While implementing check_cpu_stats on a customer site, I realized the plugin didn't work in certain Linux distributions. Because the deployment method uses GitLab pipelines to run tests in the different distributions, the plugin failed to execute on CentOS7 and RockyLinux 9 containers (but strangely worked in RockyLinux 8).
A closer look at the pipeline jobs showed the following error message:
$ /usr/lib64/nagios/plugins/check_cpu_stats.sh -w 80,50,10 -c 90,60,20
UNKNOWN: iostat does not exist, please check if command exists and PATH is correct
The error message is misleading as the iostat command (from the sysstat package) very well exists. In the background the plugin verifies that all required commands exist on that system. It does so by using the which command:
for cmd in iostat; do
if ! `which ${cmd} >/dev/null 2>&1`; then
echo "UNKNOWN: ${cmd} does not exist, please check if command exists and PATH is correct"
exit ${STATE_UNKNOWN}
fi
The code expects that the which command returns an exit code 0 if the command (iostat) is found. which returns an exit code 1 if the command is not found. To reproduce this:
ck@debian ~ $ which iostat; echo $?
/usr/bin/iostat
0
ck@mintp ~ $ which afakecommand; echo $?
1
But after looking closer at the centos:7 and rockylinux:9 containers (images), it turns out that the which command is not installed by default (in a minimum installation):
root@rocky9 ~ # which iostat
bash: /usr/bin/which: No such file or directory
It's actually the which command which doesn't exist on the system (what a sentence!). The plugin is therefore fooled and can't execute the verification on required commands.

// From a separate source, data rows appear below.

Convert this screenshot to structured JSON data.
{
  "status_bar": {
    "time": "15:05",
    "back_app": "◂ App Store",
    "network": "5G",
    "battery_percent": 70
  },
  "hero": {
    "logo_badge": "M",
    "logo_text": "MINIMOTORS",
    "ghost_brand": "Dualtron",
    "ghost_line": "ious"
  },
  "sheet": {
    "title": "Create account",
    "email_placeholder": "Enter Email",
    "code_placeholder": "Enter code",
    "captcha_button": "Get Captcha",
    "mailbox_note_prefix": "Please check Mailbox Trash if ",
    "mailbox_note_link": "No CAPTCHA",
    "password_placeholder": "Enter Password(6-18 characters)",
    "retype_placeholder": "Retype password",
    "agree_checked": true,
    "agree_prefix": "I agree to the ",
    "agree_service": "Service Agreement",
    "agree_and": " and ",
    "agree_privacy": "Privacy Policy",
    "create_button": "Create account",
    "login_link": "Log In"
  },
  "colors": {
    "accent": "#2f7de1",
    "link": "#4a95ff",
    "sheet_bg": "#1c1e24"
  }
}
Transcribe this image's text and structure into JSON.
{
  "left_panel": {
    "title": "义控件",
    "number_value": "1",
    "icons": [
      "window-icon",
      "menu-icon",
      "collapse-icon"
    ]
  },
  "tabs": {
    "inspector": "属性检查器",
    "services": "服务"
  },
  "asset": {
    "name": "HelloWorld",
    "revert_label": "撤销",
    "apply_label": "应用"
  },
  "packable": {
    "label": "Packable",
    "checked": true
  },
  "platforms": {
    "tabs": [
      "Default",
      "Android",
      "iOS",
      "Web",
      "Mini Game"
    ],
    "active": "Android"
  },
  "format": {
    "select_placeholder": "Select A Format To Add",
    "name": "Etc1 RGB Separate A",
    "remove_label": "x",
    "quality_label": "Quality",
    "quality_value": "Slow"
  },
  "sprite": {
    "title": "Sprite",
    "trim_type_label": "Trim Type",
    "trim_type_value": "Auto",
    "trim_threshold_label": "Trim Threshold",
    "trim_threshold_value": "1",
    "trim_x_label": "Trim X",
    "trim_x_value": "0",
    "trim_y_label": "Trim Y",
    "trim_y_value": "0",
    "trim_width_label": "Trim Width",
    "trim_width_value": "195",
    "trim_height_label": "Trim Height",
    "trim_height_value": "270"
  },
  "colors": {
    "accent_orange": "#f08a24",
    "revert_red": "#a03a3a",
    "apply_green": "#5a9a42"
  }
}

In Enterprise Linux distributions (CentOS, RHEL, RockyLinux, AlmaLinux, Oracle, and others) the which command comes from a separate package "which":
root@rocky9 ~ # dnf search which | egrep "^which\."
Last metadata expiration check: 1:26:44 ago on Thu 07 Dec 2023 12:31:00 PM UTC.
which.x86_64 : Displays where a particular program in your path is located
root@rocky9 ~ # dnf install which
As I had to find out the hard way, the which package is not installed by default in EL distributions.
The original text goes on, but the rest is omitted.